Cost of rdtsc (ffi call): 100
Approx getCPUTime calls per second: 234,553
Approx clock frequency: 3,335,220,196
First, timing with System.Random interface:
68,550,189 random ints generated [constant zero gen] ~ 48.65 cycles/int
900,889 random ints generated [System.Random stdGen] ~ 3,702 cycles/int
random-1.0.0.3 version:
How many random numbers can we generate in a second on one thread?

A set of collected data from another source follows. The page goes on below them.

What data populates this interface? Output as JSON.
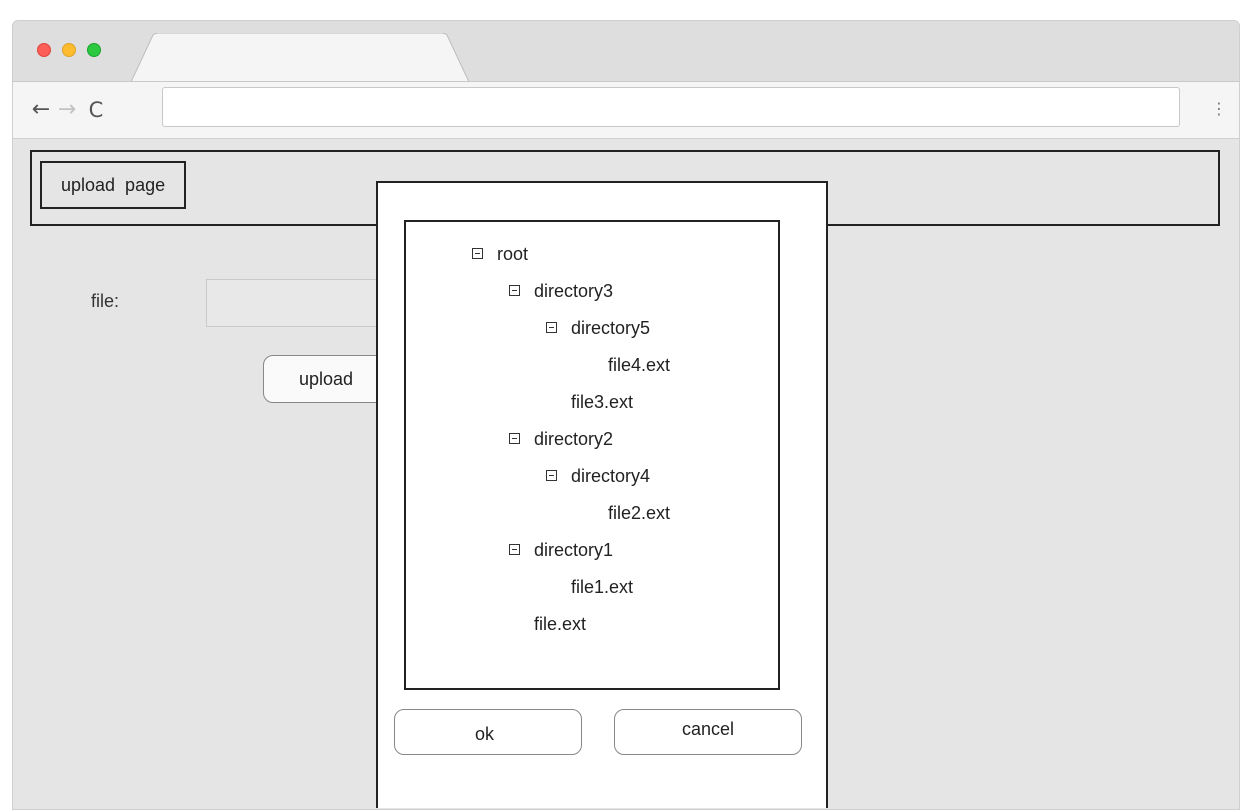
{
  "browser": {
    "back_glyph": "←",
    "forward_glyph": "→",
    "reload_glyph": "C",
    "menu_glyph": "⋮",
    "address_value": "",
    "tab_title": ""
  },
  "page": {
    "title": "upload  page",
    "file_label": "file:",
    "upload_button": "upload"
  },
  "dialog": {
    "tree": [
      {
        "label": "root",
        "expandable": true,
        "level": 0
      },
      {
        "label": "directory3",
        "expandable": true,
        "level": 1
      },
      {
        "label": "directory5",
        "expandable": true,
        "level": 2
      },
      {
        "label": "file4.ext",
        "expandable": false,
        "level": 3
      },
      {
        "label": "file3.ext",
        "expandable": false,
        "level": 2
      },
      {
        "label": "directory2",
        "expandable": true,
        "level": 1
      },
      {
        "label": "directory4",
        "expandable": true,
        "level": 2
      },
      {
        "label": "file2.ext",
        "expandable": false,
        "level": 3
      },
      {
        "label": "directory1",
        "expandable": true,
        "level": 1
      },
      {
        "label": "file1.ext",
        "expandable": false,
        "level": 2
      },
      {
        "label": "file.ext",
        "expandable": false,
        "level": 1
      }
    ],
    "ok_button": "ok",
    "cancel_button": "cancel"
  },
  "colors": {
    "traffic_red": "#fb5f57",
    "traffic_yellow": "#fdbc2e",
    "traffic_green": "#2ac940",
    "page_background": "#e5e5e5"
  }
}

Cost of rdtsc (ffi call): 75
Approx getCPUTime calls per second: 215,332
Approx clock frequency: 3,334,964,738
First, timing with System.Random interface:
71,683,748 random ints generated [constant zero gen] ~ 46.52 cycles/int
13,609,559 random ints generated [System.Random stdGen] ~ 245 cycles/int
A >13X difference!!
Both are compiled with the same options. The only difference is which
System.Random is used.
When did the regression occur?
* e059ed15172585310f9c -- 10/13/2010 perf still good
* 6c43f80f48178ac617 -- SplittableGen introduced, still good perf
* 130e421e912d394653a4 -- most recent, bad performance
Ok... this is very odd. It was a heisenbug becuase it's disappeared
now! I'll leave this note here to help remember to look for it in the
future.
-Ryan
[2011.06.24] Timing non-int types
---------------------------------
The results are highly uneven:
Cost of rdtsc (ffi call): 84
Approx getCPUTime calls per second: 220,674
Approx clock frequency: 3,336,127,273
First, timing with System.Random interface:
112,976,933 randoms generated [constant zero gen] ~ 29.53 cycles/int
14,415,176 randoms generated [System.Random stdGen] ~ 231 cycles/int
70,751 randoms generated [System.Random Floats] ~ 47,153 cycles/int
70,685 randoms generated [System.Random CFloats] ~ 47,197 cycles/int
2,511,635 randoms generated [System.Random Doubles] ~ 1,328 cycles/int
70,494 randoms generated [System.Random CDoubles] ~ 47,325 cycles/int
858,012 randoms generated [System.Random Integers] ~ 3,888 cycles/int
4,756,213 randoms generated [System.Random Bools] ~ 701 cycles/int
As you can see, all the types that use the generic randomIvalFrac /
randomFrac definitions perform badly. What's more, the above results
INCLUDE an attempt to inline:
{-# INLINE randomIvalFrac #-}
{-# INLINE randomFrac #-}
{-# INLINE randomIvalDouble #-}
After reimplementing random/Float these are the new results:
Cost of rdtsc (ffi call): 100
Approx getCPUTime calls per second: 200,582
Approx clock frequency: 3,334,891,942
First, timing with System.Random interface:
105,266,949 randoms generated [constant zero gen] ~ 31.68 cycles/int
13,593,392 randoms generated [System.Random stdGen] ~ 245 cycles/int
10,962,597 randoms generated [System.Random Floats] ~ 304 cycles/int
11,926,573 randoms generated [System.Random CFloats] ~ 280 cycles/int
2,421,520 randoms generated [System.Random Doubles] ~ 1,377 cycles/int
2,535,087 randoms generated [System.Random CDoubles] ~ 1,315 cycles/int
856,276 randoms generated [System.Random Integers] ~ 3,895 cycles/int
4,976,373 randoms generated [System.Random Bools] ~ 670 cycles/int
(But I still need to propagate these changes throughout all types / API calls.)